Shuffling: stating the problem#

Our first algorithm will be the Fisher-Yates shuffle, which is also called the Knuth shuffle. Let’s start by stating our problem clearly:

A shuffle takes a sequence and rearranges the items in it randomly in place; each possibly arrangement has equal probability, i.e., the distribution of possible permutations is uniform.

There are a few surprising things here.

  1. We didn’t mention any particular data structure, just a “sequence” of “items”.

  2. We’re using randomness in an algorithm! Aren’t algorithms supposed to be finite and well-defined?

  3. Our correctness criterion—a uniform distribution—isn’t something you can directly observe.

Algorithms are abstract#

It’s common for algorithms to be very abstract. In fact, it’s an advantage! By giving a very general description of a problem statement or an algorithm, more people may see how their problem may relate.
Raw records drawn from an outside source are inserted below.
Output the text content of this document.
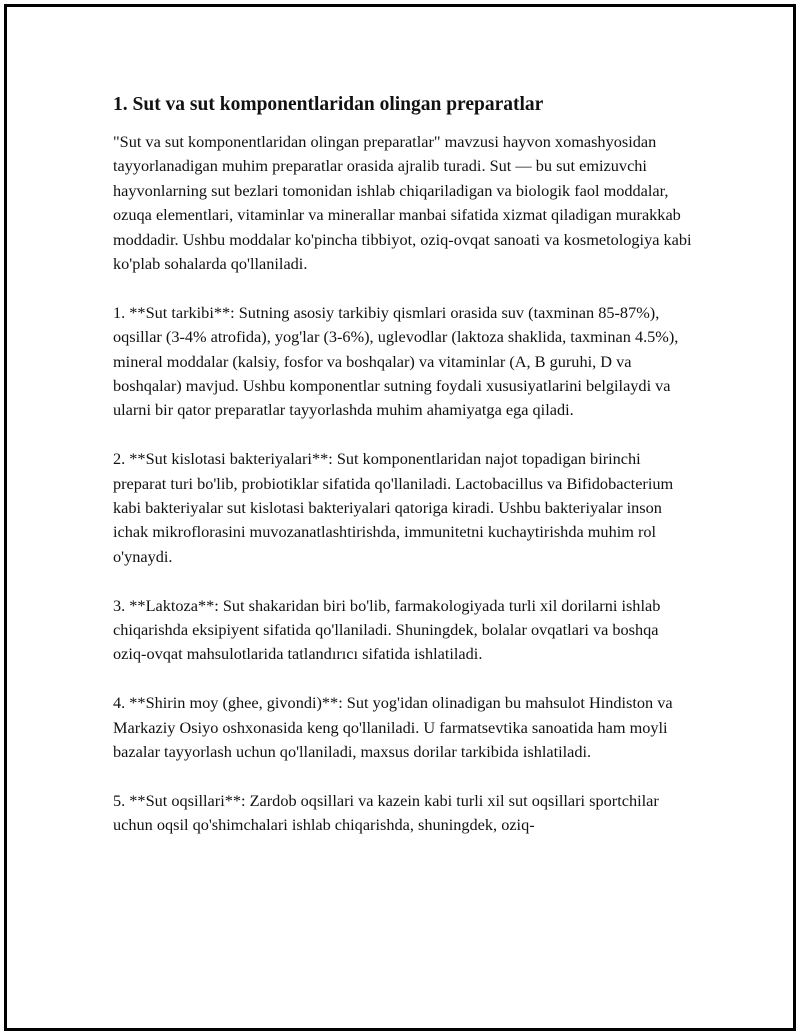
1. Sut va sut komponentlaridan olingan preparatlar

"Sut va sut komponentlaridan olingan preparatlar" mavzusi hayvon xomashyosidan tayyorlanadigan muhim preparatlar orasida ajralib turadi. Sut — bu sut emizuvchi hayvonlarning sut bezlari tomonidan ishlab chiqariladigan va biologik faol moddalar, ozuqa elementlari, vitaminlar va minerallar manbai sifatida xizmat qiladigan murakkab moddadir. Ushbu moddalar ko'pincha tibbiyot, oziq-ovqat sanoati va kosmetologiya kabi ko'plab sohalarda qo'llaniladi.

1. **Sut tarkibi**: Sutning asosiy tarkibiy qismlari orasida suv (taxminan 85-87%), oqsillar (3-4% atrofida), yog'lar (3-6%), uglevodlar (laktoza shaklida, taxminan 4.5%), mineral moddalar (kalsiy, fosfor va boshqalar) va vitaminlar (A, B guruhi, D va boshqalar) mavjud. Ushbu komponentlar sutning foydali xususiyatlarini belgilaydi va ularni bir qator preparatlar tayyorlashda muhim ahamiyatga ega qiladi.

2. **Sut kislotasi bakteriyalari**: Sut komponentlaridan najot topadigan birinchi preparat turi bo'lib, probiotiklar sifatida qo'llaniladi. Lactobacillus va Bifidobacterium kabi bakteriyalar sut kislotasi bakteriyalari qatoriga kiradi. Ushbu bakteriyalar inson ichak mikroflorasini muvozanatlashtirishda, immunitetni kuchaytirishda muhim rol o'ynaydi.

3. **Laktoza**: Sut shakaridan biri bo'lib, farmakologiyada turli xil dorilarni ishlab chiqarishda eksipiyent sifatida qo'llaniladi. Shuningdek, bolalar ovqatlari va boshqa oziq-ovqat mahsulotlarida tatlandırıcı sifatida ishlatiladi.

4. **Shirin moy (ghee, givondi)**: Sut yog'idan olinadigan bu mahsulot Hindiston va Markaziy Osiyo oshxonasida keng qo'llaniladi. U farmatsevtika sanoatida ham moyli bazalar tayyorlash uchun qo'llaniladi, maxsus dorilar tarkibida ishlatiladi.

5. **Sut oqsillari**: Zardob oqsillari va kazein kabi turli xil sut oqsillari sportchilar uchun oqsil qo'shimchalari ishlab chiqarishda, shuningdek, oziq-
Randomness is well-defined#

While our algorithm will use randomness, the steps themselves will be finite and well-defined in advance. Occasionally we’ll use randomness to make a decision, but the set of decisions we’ll be making is fixed in advance.

Correctness is hard#

Finally, knowing you got it right is the hardest part. Shuffling and other random algorithms are particularly challenging because randomness is a property of distributions not of values. We’ll have to work extra hard to convince ourselves we got it right. In the ideal case, we’d do a proof, either on paper or maybe even checked by the computer itself.